Hillsdale College alumni Kyle Murnen (‘09) and Fred Hadra (‘09) are in the process of remodeling a 100-year-old house. The house has not likely been renovated since around 1950, Murnen said. Most of the work in the house has been on the plaster walls, mudding over the walls and texturizing them or simply covering them with drywall.
“While working on the house, we’d run into a problem, and either YouTube-it or Google-it,” Murnen said
Renovating a house this old is a lengthy process, as Murnen and Hadra discovered. They gave a few tips for anyone interested in following in their footsteps.
1. Buy the house: Murnen purchased the house this past August from its previous owner who had lived there for over 60 years.

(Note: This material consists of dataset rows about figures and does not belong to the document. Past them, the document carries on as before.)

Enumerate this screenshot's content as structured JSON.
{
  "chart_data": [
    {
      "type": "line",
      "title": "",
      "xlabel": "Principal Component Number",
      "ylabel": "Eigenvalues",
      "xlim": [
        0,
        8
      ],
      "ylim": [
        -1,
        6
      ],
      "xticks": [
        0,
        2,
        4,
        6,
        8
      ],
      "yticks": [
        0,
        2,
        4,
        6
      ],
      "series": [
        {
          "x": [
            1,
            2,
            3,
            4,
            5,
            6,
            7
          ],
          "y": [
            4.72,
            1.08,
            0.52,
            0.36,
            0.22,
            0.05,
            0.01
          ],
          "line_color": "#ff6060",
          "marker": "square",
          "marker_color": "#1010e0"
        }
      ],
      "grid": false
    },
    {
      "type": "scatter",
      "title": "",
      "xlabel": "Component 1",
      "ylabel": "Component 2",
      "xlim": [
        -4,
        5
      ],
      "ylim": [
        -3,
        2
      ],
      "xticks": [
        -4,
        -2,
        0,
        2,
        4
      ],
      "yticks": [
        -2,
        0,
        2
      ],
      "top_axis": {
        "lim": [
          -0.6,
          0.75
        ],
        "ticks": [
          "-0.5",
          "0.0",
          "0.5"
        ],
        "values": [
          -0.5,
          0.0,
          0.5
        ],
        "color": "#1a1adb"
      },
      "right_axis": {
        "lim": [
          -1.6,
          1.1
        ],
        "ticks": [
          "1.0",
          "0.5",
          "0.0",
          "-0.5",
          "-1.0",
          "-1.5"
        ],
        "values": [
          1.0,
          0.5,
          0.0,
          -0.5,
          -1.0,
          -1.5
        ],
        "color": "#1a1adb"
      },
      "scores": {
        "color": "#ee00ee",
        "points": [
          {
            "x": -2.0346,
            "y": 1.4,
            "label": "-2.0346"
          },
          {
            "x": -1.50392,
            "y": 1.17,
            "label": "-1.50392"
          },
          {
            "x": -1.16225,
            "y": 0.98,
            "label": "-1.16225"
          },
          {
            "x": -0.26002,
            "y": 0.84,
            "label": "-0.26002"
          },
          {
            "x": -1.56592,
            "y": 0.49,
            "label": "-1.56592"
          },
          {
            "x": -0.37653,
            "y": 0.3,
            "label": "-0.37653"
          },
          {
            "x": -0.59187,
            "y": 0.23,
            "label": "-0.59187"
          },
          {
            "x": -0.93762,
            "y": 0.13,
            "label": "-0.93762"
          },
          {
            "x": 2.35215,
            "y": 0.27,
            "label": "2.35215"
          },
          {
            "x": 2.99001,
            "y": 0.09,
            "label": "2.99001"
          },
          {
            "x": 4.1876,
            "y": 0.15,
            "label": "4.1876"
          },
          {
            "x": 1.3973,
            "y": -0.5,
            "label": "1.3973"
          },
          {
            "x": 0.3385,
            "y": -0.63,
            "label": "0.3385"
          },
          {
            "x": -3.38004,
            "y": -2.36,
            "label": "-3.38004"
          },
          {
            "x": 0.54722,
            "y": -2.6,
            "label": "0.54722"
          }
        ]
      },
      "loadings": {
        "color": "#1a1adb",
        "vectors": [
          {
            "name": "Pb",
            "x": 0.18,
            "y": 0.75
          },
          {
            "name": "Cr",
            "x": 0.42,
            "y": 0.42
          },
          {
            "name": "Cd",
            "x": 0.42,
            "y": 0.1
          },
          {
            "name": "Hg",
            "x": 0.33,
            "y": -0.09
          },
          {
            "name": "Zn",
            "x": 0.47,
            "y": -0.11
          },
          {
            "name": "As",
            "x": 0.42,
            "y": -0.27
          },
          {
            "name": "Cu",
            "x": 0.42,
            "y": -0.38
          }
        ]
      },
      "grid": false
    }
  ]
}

2. Have a detailed plan for renovating the house: Murnen and Hadra left the plumbing and electrical work to contractors, but they have done all the other work themselves.
“We would have more of a plan if we did it again,” Murnen said. “We kind of went about it knowing that we had to change the floor and the walls.”

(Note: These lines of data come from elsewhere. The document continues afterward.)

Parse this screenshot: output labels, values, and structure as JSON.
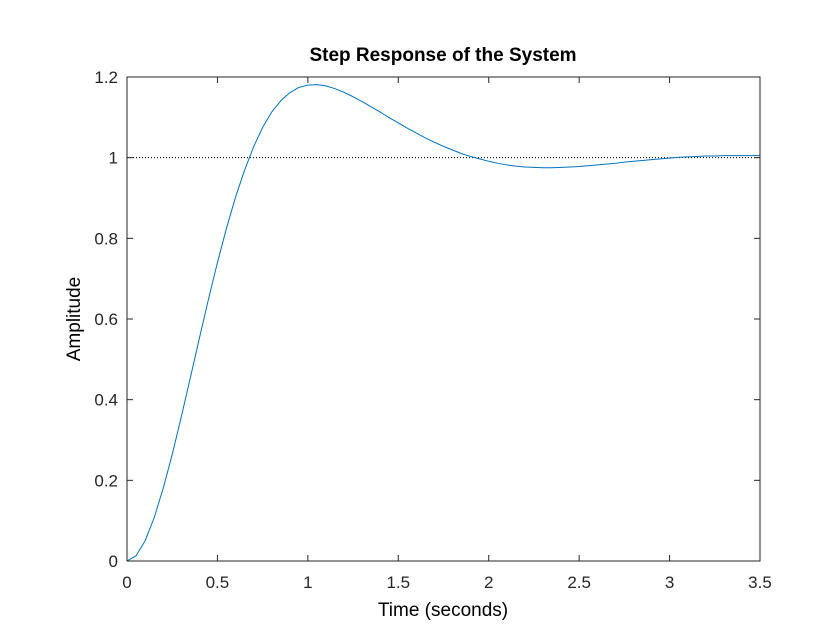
{
  "chart_data": {
    "type": "line",
    "title": "Step Response of the System",
    "xlabel": "Time (seconds)",
    "ylabel": "Amplitude",
    "xlim": [
      0,
      3.5
    ],
    "ylim": [
      0,
      1.2
    ],
    "xticks": [
      0,
      0.5,
      1,
      1.5,
      2,
      2.5,
      3,
      3.5
    ],
    "xtick_labels": [
      "0",
      "0.5",
      "1",
      "1.5",
      "2",
      "2.5",
      "3",
      "3.5"
    ],
    "yticks": [
      0,
      0.2,
      0.4,
      0.6,
      0.8,
      1.0,
      1.2
    ],
    "ytick_labels": [
      "0",
      "0.2",
      "0.4",
      "0.6",
      "0.8",
      "1",
      "1.2"
    ],
    "grid": false,
    "reference_line": {
      "y": 1.0,
      "style": "dotted",
      "color": "#000000"
    },
    "series": [
      {
        "color": "#0072BD",
        "x": [
          0,
          0.05,
          0.1,
          0.15,
          0.2,
          0.25,
          0.3,
          0.35,
          0.4,
          0.45,
          0.5,
          0.55,
          0.6,
          0.65,
          0.7,
          0.75,
          0.8,
          0.85,
          0.9,
          0.95,
          1.0,
          1.05,
          1.1,
          1.15,
          1.2,
          1.25,
          1.3,
          1.35,
          1.4,
          1.45,
          1.5,
          1.55,
          1.6,
          1.65,
          1.7,
          1.75,
          1.8,
          1.85,
          1.9,
          1.95,
          2.0,
          2.05,
          2.1,
          2.15,
          2.2,
          2.25,
          2.3,
          2.35,
          2.4,
          2.45,
          2.5,
          2.55,
          2.6,
          2.65,
          2.7,
          2.75,
          2.8,
          2.85,
          2.9,
          2.95,
          3.0,
          3.05,
          3.1,
          3.15,
          3.2,
          3.25,
          3.3,
          3.35,
          3.4,
          3.45,
          3.5
        ],
        "y": [
          0,
          0.013,
          0.05,
          0.107,
          0.18,
          0.264,
          0.357,
          0.454,
          0.552,
          0.648,
          0.74,
          0.825,
          0.902,
          0.969,
          1.027,
          1.075,
          1.113,
          1.141,
          1.161,
          1.174,
          1.18,
          1.181,
          1.178,
          1.171,
          1.162,
          1.151,
          1.139,
          1.126,
          1.113,
          1.099,
          1.086,
          1.073,
          1.061,
          1.049,
          1.038,
          1.028,
          1.019,
          1.01,
          1.003,
          0.997,
          0.991,
          0.986,
          0.982,
          0.979,
          0.977,
          0.976,
          0.975,
          0.975,
          0.976,
          0.977,
          0.978,
          0.98,
          0.982,
          0.984,
          0.986,
          0.989,
          0.991,
          0.993,
          0.995,
          0.997,
          0.999,
          1.001,
          1.002,
          1.003,
          1.004,
          1.004,
          1.005,
          1.005,
          1.005,
          1.005,
          1.005
        ]
      }
    ]
  }
}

3. Renovate the walls and floors: One of the rooms had five or six layers of wallpaper, so they spent weeks steaming and scraping the walls in that room and still didn’t remove it all, Hadra said.
4. Carefullyknock out walls to open up space: Murnen and Hadra had difficulty deciding whether or not one wall was a load-bearing wall or not before they knocked it out. After consulting YouTube to figure it out, they decidedto just start knocking it out as a final trial, Hadra said. The ceiling held and they concluded that it was not load-bearing.
5. Enjoy the experience of learning new skills.
“The most enjoyable part is figuring out how to do these projects on our own, we’ve made some mistakes but there hasn’t been any devastating damage,” Murnen said. “It’s been a good experience to learn how to fix up a house.”
“Without working on a million-dollar house,” Hadra added.